I think there is a sticky on what to look for.

At the minimum, health testing. OFAs/”a” stamps or other equivalent that have been certified. On all dogs in pedigree. That is a non-negotiable.

If you are looking into personal protection, check into a breeder that is breeding proven lines for that. Dogs that will also train and compete in PP/PSA/SDA aspects as well as proven certified K9s.


----------



## smdaigle (Mar 14, 2008)

Kris10 said:


> This thread is old and was resurrected last night-


 I totally missed that . . . and I normally look at dates!


----------



## unloader (Feb 16, 2010)

I know this is an older thread, but I met a Sequoyah Shepherd boy, he is in my obedience class. Gorgeous 10 month old sable, awesome working ability and he appears to have good nerves. He is out of Raven. 

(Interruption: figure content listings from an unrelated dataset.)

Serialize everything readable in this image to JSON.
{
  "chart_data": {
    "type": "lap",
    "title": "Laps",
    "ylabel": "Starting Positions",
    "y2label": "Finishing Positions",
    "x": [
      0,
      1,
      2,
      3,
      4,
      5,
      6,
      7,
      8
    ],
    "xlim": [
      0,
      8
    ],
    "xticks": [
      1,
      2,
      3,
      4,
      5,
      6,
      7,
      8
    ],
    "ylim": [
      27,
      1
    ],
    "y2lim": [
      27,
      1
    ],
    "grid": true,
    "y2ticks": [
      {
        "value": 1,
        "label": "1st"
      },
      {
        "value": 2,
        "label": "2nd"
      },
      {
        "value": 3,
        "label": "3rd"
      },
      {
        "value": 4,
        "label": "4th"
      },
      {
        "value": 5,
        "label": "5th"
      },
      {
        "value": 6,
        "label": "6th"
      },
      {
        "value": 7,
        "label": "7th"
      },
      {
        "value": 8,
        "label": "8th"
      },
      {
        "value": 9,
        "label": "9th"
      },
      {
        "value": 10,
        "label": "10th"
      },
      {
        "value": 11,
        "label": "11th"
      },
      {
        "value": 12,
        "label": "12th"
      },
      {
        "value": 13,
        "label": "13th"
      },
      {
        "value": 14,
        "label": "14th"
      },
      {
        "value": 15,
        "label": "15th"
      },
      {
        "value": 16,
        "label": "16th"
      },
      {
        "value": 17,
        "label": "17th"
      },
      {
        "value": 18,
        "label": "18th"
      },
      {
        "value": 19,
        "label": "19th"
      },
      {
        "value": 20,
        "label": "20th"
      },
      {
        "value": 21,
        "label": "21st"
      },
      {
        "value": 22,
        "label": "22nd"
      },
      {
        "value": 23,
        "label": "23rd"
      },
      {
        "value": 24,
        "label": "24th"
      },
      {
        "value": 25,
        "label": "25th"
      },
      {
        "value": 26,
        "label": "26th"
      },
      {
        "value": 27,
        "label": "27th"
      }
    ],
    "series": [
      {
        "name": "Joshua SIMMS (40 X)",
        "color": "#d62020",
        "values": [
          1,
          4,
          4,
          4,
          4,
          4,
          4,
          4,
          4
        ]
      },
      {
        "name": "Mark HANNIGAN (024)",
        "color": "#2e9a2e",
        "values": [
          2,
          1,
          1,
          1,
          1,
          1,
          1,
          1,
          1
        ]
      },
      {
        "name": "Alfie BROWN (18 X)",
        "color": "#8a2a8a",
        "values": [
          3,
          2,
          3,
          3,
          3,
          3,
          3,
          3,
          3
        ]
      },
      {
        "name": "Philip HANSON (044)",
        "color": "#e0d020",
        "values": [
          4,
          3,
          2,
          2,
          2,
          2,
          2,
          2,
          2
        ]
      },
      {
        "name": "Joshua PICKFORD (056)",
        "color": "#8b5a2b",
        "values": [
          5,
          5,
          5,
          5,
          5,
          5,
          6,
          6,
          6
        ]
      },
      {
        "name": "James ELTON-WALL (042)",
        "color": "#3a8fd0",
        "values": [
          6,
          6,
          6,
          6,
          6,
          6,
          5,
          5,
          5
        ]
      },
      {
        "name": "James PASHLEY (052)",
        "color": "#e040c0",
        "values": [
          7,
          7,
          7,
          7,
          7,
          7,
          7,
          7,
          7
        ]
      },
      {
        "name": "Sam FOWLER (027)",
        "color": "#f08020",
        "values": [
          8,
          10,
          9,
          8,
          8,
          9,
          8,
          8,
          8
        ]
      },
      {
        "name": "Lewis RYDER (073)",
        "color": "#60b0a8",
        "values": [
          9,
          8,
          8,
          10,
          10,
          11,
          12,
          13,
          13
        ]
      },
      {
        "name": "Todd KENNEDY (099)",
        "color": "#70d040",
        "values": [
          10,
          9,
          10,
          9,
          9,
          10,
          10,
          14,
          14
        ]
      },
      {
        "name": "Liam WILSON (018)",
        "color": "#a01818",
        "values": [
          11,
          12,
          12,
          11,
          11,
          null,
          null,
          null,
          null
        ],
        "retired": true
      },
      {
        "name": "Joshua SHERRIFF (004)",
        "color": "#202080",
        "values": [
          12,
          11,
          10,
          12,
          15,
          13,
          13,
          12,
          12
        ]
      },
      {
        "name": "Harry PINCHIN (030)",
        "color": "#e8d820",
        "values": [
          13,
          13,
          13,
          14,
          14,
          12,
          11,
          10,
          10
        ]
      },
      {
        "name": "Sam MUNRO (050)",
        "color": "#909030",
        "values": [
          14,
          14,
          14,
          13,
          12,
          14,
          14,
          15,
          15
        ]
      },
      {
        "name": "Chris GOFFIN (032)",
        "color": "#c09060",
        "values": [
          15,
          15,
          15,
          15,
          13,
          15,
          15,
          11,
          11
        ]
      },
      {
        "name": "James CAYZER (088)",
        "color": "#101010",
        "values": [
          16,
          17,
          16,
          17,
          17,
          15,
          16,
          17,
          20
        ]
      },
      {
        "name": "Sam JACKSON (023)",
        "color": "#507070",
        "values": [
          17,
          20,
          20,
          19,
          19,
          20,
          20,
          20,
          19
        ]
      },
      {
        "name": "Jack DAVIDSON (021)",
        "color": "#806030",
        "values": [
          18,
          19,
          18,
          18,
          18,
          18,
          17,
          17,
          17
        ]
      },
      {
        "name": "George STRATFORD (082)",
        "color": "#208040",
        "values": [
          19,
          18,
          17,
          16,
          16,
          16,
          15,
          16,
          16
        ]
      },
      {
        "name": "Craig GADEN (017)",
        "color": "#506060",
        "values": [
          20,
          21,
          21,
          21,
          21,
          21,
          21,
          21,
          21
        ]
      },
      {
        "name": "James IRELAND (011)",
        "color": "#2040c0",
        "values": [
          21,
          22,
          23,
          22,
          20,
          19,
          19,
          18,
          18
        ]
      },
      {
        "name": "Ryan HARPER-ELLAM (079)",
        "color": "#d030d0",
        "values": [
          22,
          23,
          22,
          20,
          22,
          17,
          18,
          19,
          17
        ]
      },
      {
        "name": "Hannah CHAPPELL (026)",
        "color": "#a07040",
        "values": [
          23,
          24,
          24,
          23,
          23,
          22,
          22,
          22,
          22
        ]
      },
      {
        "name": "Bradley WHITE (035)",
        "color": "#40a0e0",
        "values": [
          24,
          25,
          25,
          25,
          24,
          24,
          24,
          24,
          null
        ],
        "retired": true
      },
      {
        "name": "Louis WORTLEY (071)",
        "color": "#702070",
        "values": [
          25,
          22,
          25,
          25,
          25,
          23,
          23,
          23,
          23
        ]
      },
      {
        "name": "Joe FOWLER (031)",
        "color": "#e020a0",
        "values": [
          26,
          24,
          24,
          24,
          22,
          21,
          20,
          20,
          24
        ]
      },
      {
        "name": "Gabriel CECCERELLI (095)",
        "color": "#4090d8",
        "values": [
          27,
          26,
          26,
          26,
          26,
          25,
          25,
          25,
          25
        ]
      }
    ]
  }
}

I'm not looking to get another pup, but I am planning ahead and I really like the k9import dogs! They are on my short list along with Kleinen Hain among others. 

I wonder if four years is too early to start looking for breeders!:crazy:


----------



## smdaigle (Mar 14, 2008)

unloader said:


> I know this is an older thread, but I met a Sequoyah Shepherd boy, he is in my obedience class. Gorgeous 10 month old sable, awesome working ability and he appears to have good nerves. He is out of Raven.
> 
> I'm not looking to get another pup, but I am planning ahead and I really like the k9import dogs! They are on my short list along with Kleinen Hain among others.
> 
> I wonder if four years is too early to start looking for breeders!:crazy:


Based on my experience . . . No! The good ones have lots of interested people waiting for puppies. Get out and go see the breeders now while you don't have puppy fever! Of course, this will probably bring on puppy fever so be careful!


----------